Kapsul 4: Dibantu Orang Tak Dikenal

Pagi tadi saya berangkat ke sekolah dari Penfui. Di tengah jalan, tepatnya di bundaran PU, persis di depan Hypermart Kupang 1, motor saya tiba-tiba mati. Syukurnya jalan di sana sedikit menurun sehingga saya bisa melewati jalur ramai alias jalur pertemuan dua arahnya. Saya berhenti dan mengecek kira-kira apa yang salah. Bensin masih ada, kunci masih aktif. Pasti masalah biasa. Motor mati tiba-tiba di jalan bukan yang pertama saya alami. Dan katanya, kata orang, ini akibat motor tidak dipanaskan terlebih dahulu sebelum dipakai. Ya, saya mengaku, itu memang sering terjadi. Adalah salah saya.

Kunci saya putar, matikan dan hidupkan, baru kemudian mencoba menyalakan kembali mesin motor namun tak kunjung berhasil. Saya hanya bisa mengecek, mematikan lagi, mencoba menyalakan kembali, dan menatap ke beberapa kenderaan yang meski masih pagi sekali tapi sudah lalu lalang. Beberapa lama kemudian, seseorang dengan sepeda motor berhenti dan menyapa, mungkin ia melihat permasalahan saya dari jauh. Ia memarkir motornya dan membantu saya.
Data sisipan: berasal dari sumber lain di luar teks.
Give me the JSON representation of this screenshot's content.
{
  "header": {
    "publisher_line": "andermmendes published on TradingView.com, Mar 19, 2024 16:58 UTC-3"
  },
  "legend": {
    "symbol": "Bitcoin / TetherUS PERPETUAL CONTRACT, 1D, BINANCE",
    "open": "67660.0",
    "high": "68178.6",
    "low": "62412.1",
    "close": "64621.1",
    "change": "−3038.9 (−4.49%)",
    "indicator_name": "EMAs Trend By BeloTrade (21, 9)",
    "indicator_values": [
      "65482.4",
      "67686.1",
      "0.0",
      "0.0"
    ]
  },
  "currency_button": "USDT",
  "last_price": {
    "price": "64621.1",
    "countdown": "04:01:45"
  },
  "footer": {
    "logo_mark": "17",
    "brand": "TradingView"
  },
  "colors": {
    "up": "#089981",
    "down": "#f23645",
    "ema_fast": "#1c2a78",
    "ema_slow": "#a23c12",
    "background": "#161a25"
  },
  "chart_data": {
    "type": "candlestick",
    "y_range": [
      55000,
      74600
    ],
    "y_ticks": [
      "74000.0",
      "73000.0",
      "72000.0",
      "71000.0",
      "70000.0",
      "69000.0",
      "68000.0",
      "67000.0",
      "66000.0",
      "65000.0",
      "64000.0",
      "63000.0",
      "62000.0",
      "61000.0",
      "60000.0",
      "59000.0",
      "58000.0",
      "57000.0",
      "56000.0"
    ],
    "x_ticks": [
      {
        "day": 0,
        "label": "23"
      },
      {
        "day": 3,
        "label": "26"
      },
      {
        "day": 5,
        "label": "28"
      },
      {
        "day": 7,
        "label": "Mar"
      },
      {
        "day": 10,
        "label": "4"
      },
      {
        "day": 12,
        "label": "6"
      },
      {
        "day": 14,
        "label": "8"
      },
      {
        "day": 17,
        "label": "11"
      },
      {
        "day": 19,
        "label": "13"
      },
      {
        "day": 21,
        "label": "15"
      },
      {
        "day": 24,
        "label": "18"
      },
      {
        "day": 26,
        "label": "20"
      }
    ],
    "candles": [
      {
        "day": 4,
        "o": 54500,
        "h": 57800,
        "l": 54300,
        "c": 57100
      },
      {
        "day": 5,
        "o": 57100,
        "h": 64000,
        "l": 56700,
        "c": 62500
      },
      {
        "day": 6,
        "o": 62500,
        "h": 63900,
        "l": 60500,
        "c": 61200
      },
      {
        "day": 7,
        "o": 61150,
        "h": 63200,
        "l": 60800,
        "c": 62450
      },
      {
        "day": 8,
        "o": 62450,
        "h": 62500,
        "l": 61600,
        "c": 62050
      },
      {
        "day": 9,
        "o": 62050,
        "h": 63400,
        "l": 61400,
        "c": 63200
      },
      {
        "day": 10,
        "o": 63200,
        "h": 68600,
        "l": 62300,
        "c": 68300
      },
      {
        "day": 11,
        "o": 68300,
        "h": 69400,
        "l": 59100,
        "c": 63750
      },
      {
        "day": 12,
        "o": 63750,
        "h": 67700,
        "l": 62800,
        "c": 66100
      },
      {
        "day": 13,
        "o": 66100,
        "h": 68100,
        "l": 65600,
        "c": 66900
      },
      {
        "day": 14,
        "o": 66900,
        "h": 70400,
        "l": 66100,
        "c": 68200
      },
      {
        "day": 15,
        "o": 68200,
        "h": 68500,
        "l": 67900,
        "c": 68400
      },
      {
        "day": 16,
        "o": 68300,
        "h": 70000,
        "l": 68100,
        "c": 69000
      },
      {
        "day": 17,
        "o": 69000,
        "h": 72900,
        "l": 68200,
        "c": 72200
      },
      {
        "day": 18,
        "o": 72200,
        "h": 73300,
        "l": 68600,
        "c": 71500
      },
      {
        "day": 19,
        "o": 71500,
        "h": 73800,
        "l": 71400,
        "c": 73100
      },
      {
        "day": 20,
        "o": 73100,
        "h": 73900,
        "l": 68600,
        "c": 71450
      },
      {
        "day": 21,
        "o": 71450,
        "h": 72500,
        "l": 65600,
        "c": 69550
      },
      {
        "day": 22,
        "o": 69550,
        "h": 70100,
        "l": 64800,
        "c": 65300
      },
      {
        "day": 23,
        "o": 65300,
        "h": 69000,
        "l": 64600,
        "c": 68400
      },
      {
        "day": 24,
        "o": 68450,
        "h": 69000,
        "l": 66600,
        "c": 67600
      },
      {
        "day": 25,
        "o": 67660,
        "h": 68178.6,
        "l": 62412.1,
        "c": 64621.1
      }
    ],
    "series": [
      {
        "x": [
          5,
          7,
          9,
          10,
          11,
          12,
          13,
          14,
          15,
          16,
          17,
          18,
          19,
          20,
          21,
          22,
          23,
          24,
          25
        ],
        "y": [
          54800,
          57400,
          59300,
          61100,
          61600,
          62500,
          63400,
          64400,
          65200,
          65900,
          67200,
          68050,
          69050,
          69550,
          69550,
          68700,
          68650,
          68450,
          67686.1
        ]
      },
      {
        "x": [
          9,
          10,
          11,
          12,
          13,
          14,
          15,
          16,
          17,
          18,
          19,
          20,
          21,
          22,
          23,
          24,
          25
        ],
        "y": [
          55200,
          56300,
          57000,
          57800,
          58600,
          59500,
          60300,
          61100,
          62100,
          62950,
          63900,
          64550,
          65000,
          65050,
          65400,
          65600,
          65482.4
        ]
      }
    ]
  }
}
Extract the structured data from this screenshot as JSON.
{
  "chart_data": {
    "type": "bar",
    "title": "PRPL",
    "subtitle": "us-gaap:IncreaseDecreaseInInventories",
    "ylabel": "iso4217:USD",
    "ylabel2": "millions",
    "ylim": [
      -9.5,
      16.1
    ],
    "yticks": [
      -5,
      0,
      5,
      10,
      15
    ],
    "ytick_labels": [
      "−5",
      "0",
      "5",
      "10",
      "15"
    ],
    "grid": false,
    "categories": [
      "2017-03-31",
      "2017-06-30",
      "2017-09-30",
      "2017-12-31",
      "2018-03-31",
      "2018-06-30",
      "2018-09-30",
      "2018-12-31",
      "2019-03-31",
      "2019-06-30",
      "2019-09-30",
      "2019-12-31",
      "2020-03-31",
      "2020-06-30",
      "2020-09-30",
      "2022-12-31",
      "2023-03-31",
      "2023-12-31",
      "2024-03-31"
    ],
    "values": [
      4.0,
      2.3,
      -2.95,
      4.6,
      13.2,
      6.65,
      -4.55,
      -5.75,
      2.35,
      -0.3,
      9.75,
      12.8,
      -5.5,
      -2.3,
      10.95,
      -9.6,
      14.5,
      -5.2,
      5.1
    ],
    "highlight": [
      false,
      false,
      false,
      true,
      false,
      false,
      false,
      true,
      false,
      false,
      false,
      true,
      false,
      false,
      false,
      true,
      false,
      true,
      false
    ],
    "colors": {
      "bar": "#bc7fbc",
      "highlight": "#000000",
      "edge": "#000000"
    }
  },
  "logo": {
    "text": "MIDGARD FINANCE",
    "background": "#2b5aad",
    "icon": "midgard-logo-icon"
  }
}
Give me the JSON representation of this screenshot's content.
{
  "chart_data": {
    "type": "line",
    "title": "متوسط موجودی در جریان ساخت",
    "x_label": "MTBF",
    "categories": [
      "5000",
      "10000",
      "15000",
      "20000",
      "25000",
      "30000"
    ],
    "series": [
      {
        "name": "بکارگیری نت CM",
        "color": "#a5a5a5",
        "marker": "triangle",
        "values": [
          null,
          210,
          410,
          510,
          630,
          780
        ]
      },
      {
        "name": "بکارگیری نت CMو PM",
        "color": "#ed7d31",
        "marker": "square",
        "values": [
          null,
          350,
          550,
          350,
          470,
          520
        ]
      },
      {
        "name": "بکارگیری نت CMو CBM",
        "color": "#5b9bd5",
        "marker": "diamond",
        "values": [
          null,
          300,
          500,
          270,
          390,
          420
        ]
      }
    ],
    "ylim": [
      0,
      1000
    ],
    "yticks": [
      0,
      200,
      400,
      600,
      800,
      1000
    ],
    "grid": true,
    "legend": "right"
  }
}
Dari caranya bicara, saya tahu ia bukan orang Kupang. Kelihatan juga dari tampakannya. Kemudian ceritanya agak panjang jadi tak saya tuliskan di sini. Intinya atas bantuan orang tersebut, motor saya kembali pulih, mesinnya kembali aktif. Alhasil saya pun bisa melanjutkan perjalanan saya menuju ke sekolah. Terima kasih kepada orang yang sudah membantu saya.